Deixei para o final, um sinal de esperança. Esperança intitulou António Luís Machado a sua coluna de 28 de Dezembro publicado no jornal I. Por ela vim a ter conhecimento de um vídeo divulgado pelo Benfica. Não importa, aqui e agora, se o vídeo mostrava um episódio espontâneo ou se se tratava de um acto promocional do clube. O que importa salientar é a mensagem transmitida pelo comportamento daqueles meninos de Cabo Verde. Além de gostarem de futebol também gostavam da escola e de varrer a casa. Jogavam futebol descalços quando interromperam o jogo para cada um receber de presente um par de chuteiras. O jogo já era agora de meninos calçados, quando irrompem outros meninos descalços atraídos pela maravilha. E a partilha surge: cada menino calçado dá uma das suas chuteiras a outro menino descalço e o jogo continuou com um pé calçado e outro descalço. Mas a mensagem dos meninos de Cabo Verde não ficou por aqui. Interrogados por que razão eles jogavam com um pé descalço, um deles deu a seguinte resposta: «Nós não jogamos com um pé descalço, nós jogamos com um pé calçado».
Bela lição nos vem de crianças de Cabo Verde. Apesar da miséria que nos rodeia, habituámo-nos a viver em tanta abundância qua já só sabemos olhar para aquilo que não temos, seja um telemóvel topo de gama ou uma PlayStation do último grito.
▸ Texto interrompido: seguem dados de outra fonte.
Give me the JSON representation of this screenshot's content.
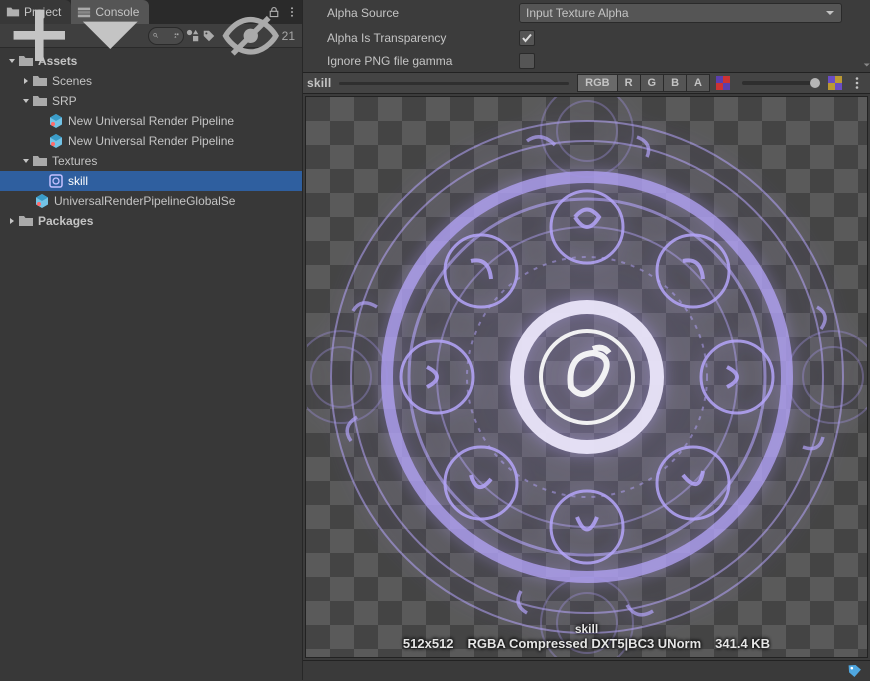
{
  "tabs": {
    "project": "Project",
    "console": "Console"
  },
  "toolbar": {
    "hidden_count": "21"
  },
  "tree": {
    "assets": "Assets",
    "scenes": "Scenes",
    "srp": "SRP",
    "srp_asset1": "New Universal Render Pipeline",
    "srp_asset2": "New Universal Render Pipeline",
    "textures": "Textures",
    "skill": "skill",
    "urp_global": "UniversalRenderPipelineGlobalSe",
    "packages": "Packages"
  },
  "inspector": {
    "alpha_source_label": "Alpha Source",
    "alpha_source_value": "Input Texture Alpha",
    "alpha_is_transparency_label": "Alpha Is Transparency",
    "alpha_is_transparency_value": true,
    "ignore_png_gamma_label": "Ignore PNG file gamma"
  },
  "preview": {
    "title": "skill",
    "channels": {
      "rgb": "RGB",
      "r": "R",
      "g": "G",
      "b": "B",
      "a": "A"
    },
    "asset_name": "skill",
    "dimensions": "512x512",
    "format": "RGBA Compressed DXT5|BC3 UNorm",
    "size": "341.4 KB"
  },
  "icons": {
    "folder": "folder",
    "console": "console",
    "plus": "plus",
    "search": "search",
    "starburst": "starburst",
    "tag": "tag",
    "eye": "eye-off",
    "settings": "settings",
    "cube": "cube",
    "gear": "gear",
    "check": "check",
    "dropdown": "dropdown",
    "lock": "lock",
    "menu": "menu",
    "colorblock": "colorblock"
  }
}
Saibamos nós ler a mensagem que, neste Natal, meninos de Cabo Verde nos enviaram. Mesmo tendo um pé descalço, saibamos olhar também para o pé calçado. Nunca haverá calçado suficiente para satisfazer a ambição com que transportamos às costas o verbo «ter».
Obrigado meninos de Cabo Verde. A vossa humanidade inocente calou fundo na minha indiferença. Fica-me o rosto do vosso Natal. Com ele posso jubilar neste Ano da Misericórdia. Sede felizes, agora e sempre.